Par Pascal TERRASSE, Député de l’Ardèche

Alors que les candidats à la primaire de la droite sont aujourd’hui officiellement connus, les programmes et propositions de celle et ceux qui se présentent aux suffrages commencent peu à peu à se dévoiler.

Une constante apparaît clairement dans les programmes des candidats à cette primaire : des coupes sombres dans les budgets de l’Etat et un objectif de 80 à 150 milliards d’euros d’économies.

Ce que promet la droite aux Français n’est ni une maîtrise équilibrée des dépenses publiques, ni un effort budgétaire proportionné, c’est une véritable destruction de notre modèle social.
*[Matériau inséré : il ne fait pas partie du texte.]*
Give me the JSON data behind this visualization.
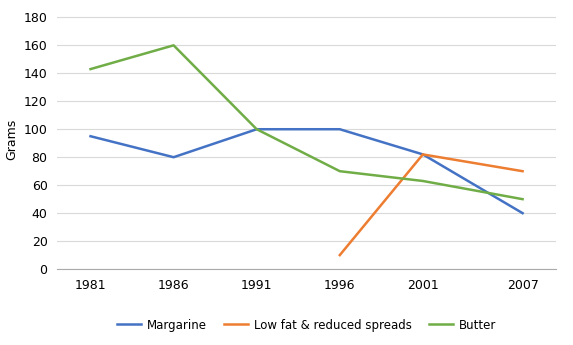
{
  "years": [
    1981,
    1986,
    1991,
    1996,
    2001,
    2007
  ],
  "margarine": [
    95,
    80,
    100,
    100,
    82,
    40
  ],
  "low_fat": [
    null,
    null,
    null,
    10,
    82,
    70
  ],
  "butter": [
    143,
    160,
    100,
    70,
    63,
    50
  ],
  "margarine_color": "#4472C4",
  "low_fat_color": "#ED7D31",
  "butter_color": "#70AD47",
  "ylabel": "Grams",
  "ylim": [
    0,
    185
  ],
  "yticks": [
    0,
    20,
    40,
    60,
    80,
    100,
    120,
    140,
    160,
    180
  ],
  "legend_labels": [
    "Margarine",
    "Low fat & reduced spreads",
    "Butter"
  ],
  "background_color": "#FFFFFF",
  "grid_color": "#D9D9D9"
}
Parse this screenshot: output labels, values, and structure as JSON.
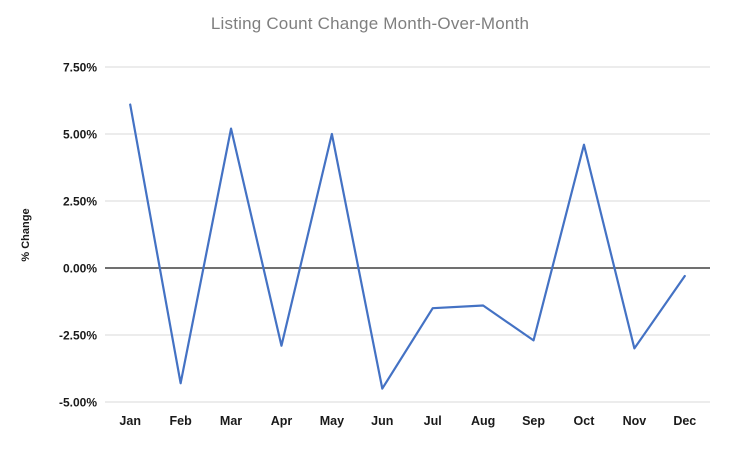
{
  "page": {
    "background": "#ffffff"
  },
  "chart_data": {
    "type": "line",
    "title": "Listing Count Change Month-Over-Month",
    "xlabel": "",
    "ylabel": "% Change",
    "categories": [
      "Jan",
      "Feb",
      "Mar",
      "Apr",
      "May",
      "Jun",
      "Jul",
      "Aug",
      "Sep",
      "Oct",
      "Nov",
      "Dec"
    ],
    "values": [
      6.1,
      -4.3,
      5.2,
      -2.9,
      5.0,
      -4.5,
      -1.5,
      -1.4,
      -2.7,
      4.6,
      -3.0,
      -0.3
    ],
    "ylim": [
      -5,
      7.5
    ],
    "yticks": [
      7.5,
      5,
      2.5,
      0,
      -2.5,
      -5
    ],
    "ytick_labels": [
      "7.50%",
      "5.00%",
      "2.50%",
      "0.00%",
      "-2.50%",
      "-5.00%"
    ],
    "grid": true,
    "legend": "none",
    "colors": {
      "line": "#4472C4",
      "gridline": "#d9d9d9",
      "zero_line": "#1a1a1a",
      "title_text": "#7f7f7f",
      "tick_text": "#1a1a1a"
    }
  }
}
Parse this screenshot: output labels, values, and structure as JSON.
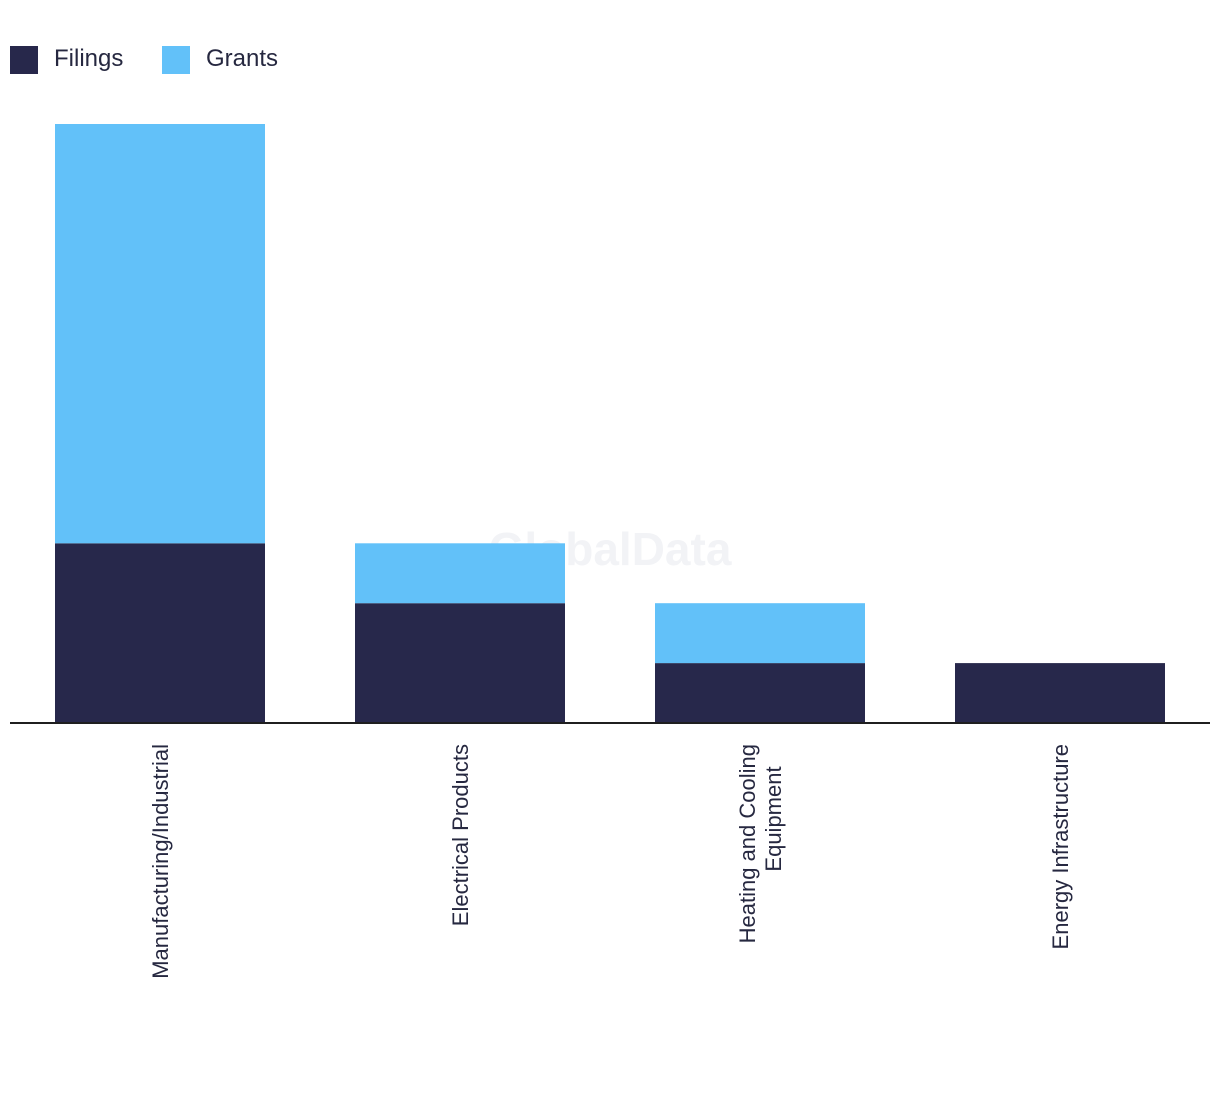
{
  "colors": {
    "filings": "#27284b",
    "grants": "#62c1f9",
    "axis": "#1f1f1f",
    "text": "#262840"
  },
  "legend": {
    "items": [
      {
        "label": "Filings",
        "color": "#27284b"
      },
      {
        "label": "Grants",
        "color": "#62c1f9"
      }
    ]
  },
  "watermark": "GlobalData",
  "chart_data": {
    "type": "bar",
    "stacked": true,
    "categories": [
      "Manufacturing/Industrial",
      "Electrical Products",
      "Heating and Cooling Equipment",
      "Energy Infrastructure"
    ],
    "category_label_lines": [
      [
        "Manufacturing/Industrial"
      ],
      [
        "Electrical Products"
      ],
      [
        "Heating and Cooling",
        "Equipment"
      ],
      [
        "Energy Infrastructure"
      ]
    ],
    "series": [
      {
        "name": "Filings",
        "values": [
          3,
          2,
          1,
          1
        ]
      },
      {
        "name": "Grants",
        "values": [
          7,
          1,
          1,
          0
        ]
      }
    ],
    "ylim": [
      0,
      10
    ],
    "xlabel": "",
    "ylabel": "",
    "grid": false,
    "legend_position": "top-left"
  }
}
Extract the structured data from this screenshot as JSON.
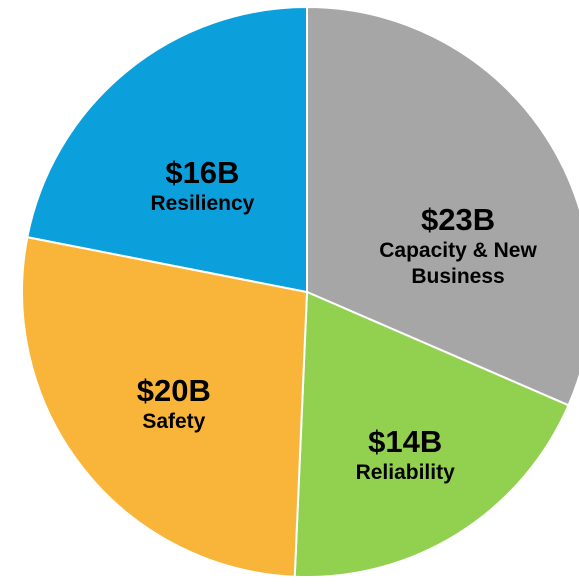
{
  "chart_data": {
    "type": "pie",
    "categories": [
      "Capacity & New Business",
      "Reliability",
      "Safety",
      "Resiliency"
    ],
    "values": [
      23,
      14,
      20,
      16
    ],
    "value_labels": [
      "$23B",
      "$14B",
      "$20B",
      "$16B"
    ],
    "colors": [
      "#a6a6a6",
      "#92d050",
      "#f9b53a",
      "#0ba0dc"
    ]
  }
}
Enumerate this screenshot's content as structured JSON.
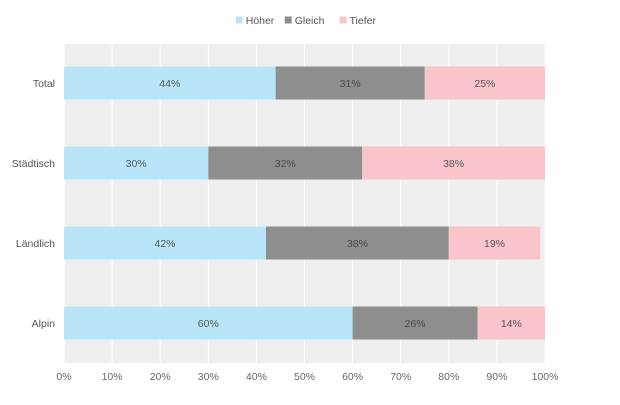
{
  "chart_data": {
    "type": "bar",
    "orientation": "horizontal",
    "stacked": true,
    "categories": [
      "Total",
      "Städtisch",
      "Ländlich",
      "Alpin"
    ],
    "series": [
      {
        "name": "Höher",
        "values": [
          44,
          30,
          42,
          60
        ],
        "labels": [
          "44%",
          "30%",
          "42%",
          "60%"
        ],
        "color": "#b8e6f8"
      },
      {
        "name": "Gleich",
        "values": [
          31,
          32,
          38,
          26
        ],
        "labels": [
          "31%",
          "32%",
          "38%",
          "26%"
        ],
        "color": "#8e8e8e"
      },
      {
        "name": "Tiefer",
        "values": [
          25,
          38,
          19,
          14
        ],
        "labels": [
          "25%",
          "38%",
          "19%",
          "14%"
        ],
        "color": "#f9c4ca"
      }
    ],
    "xlim": [
      0,
      100
    ],
    "x_ticks": [
      "0%",
      "10%",
      "20%",
      "30%",
      "40%",
      "50%",
      "60%",
      "70%",
      "80%",
      "90%",
      "100%"
    ],
    "title": "",
    "xlabel": "",
    "ylabel": "",
    "legend_position": "top-center",
    "grid": true,
    "plot_background": "#efefef",
    "gridline_color": "#ffffff"
  }
}
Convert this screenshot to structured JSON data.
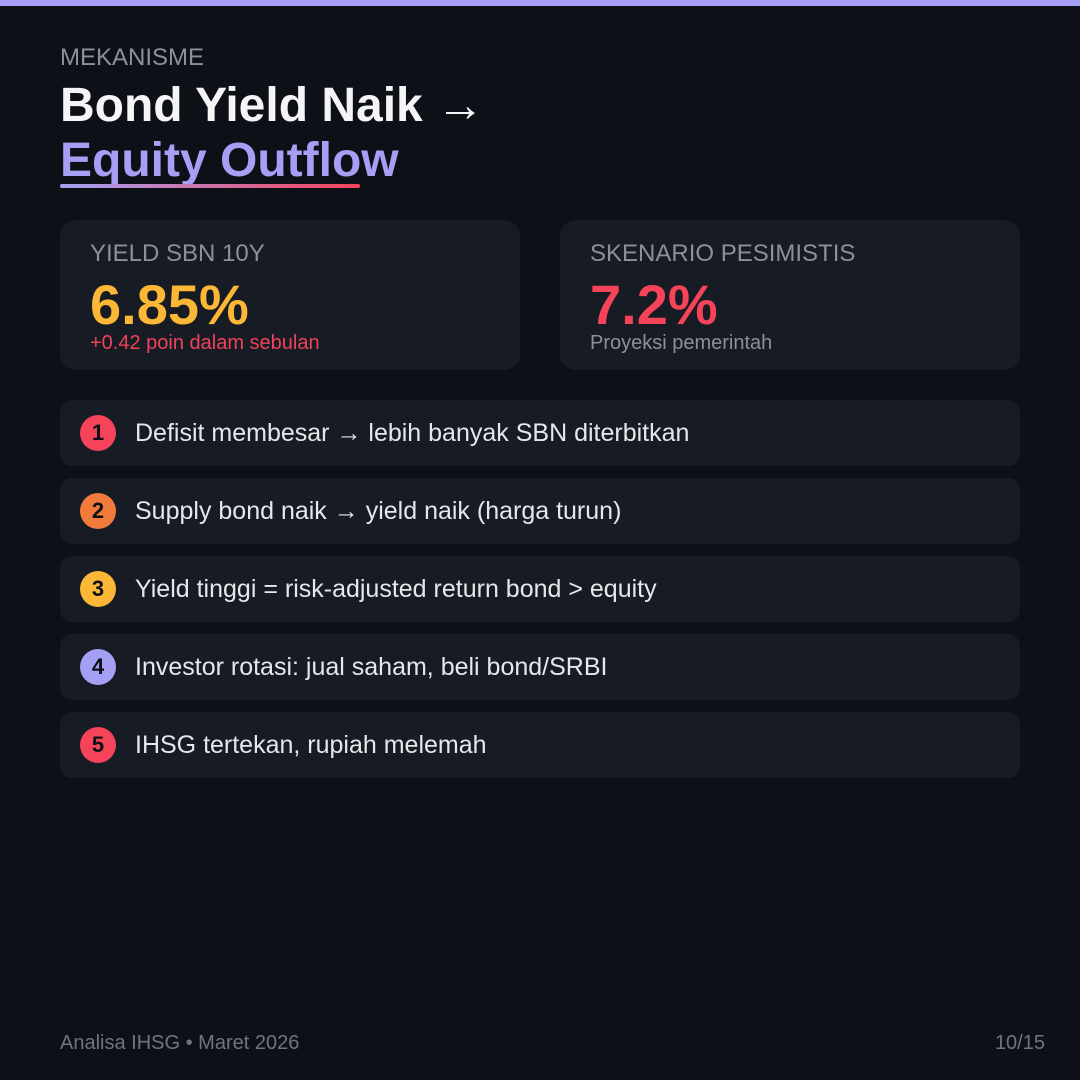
{
  "header": {
    "eyebrow": "MEKANISME",
    "title": "Bond Yield Naik →",
    "highlight": "Equity Outflow"
  },
  "stats": [
    {
      "label": "YIELD SBN 10Y",
      "value": "6.85%",
      "note": "+0.42 poin dalam sebulan"
    },
    {
      "label": "SKENARIO PESIMISTIS",
      "value": "7.2%",
      "note": "Proyeksi pemerintah"
    }
  ],
  "steps": [
    {
      "number": "1",
      "text": "Defisit membesar → lebih banyak SBN diterbitkan"
    },
    {
      "number": "2",
      "text": "Supply bond naik → yield naik (harga turun)"
    },
    {
      "number": "3",
      "text": "Yield tinggi = risk-adjusted return bond > equity"
    },
    {
      "number": "4",
      "text": "Investor rotasi: jual saham, beli bond/SRBI"
    },
    {
      "number": "5",
      "text": "IHSG tertekan, rupiah melemah"
    }
  ],
  "footer": {
    "source": "Analisa IHSG • Maret 2026",
    "page": "10/15"
  }
}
Car au-delà de la course effrénée aux chiffres, les propositions suggèrent des choses très concrètes : suppression de 200 à 500 000 postes dans toutes les fonctions publiques avec augmentation du temps de travail en prime pour ceux qui restent, baisse drastique des remboursements de médicaments, report de l’âge légal de départ à la retraite à 63 voire 65 ans, dégressivité poussée des allocations chômages, diminution draconienne des dotations aux collectivités locales…

J’entends aujourd’hui beaucoup de responsables politiques défendre la ruralité. Que diront- ils demain lorsque la réalité des mesures proposées par la droite menacera l’avenir de leur commune ?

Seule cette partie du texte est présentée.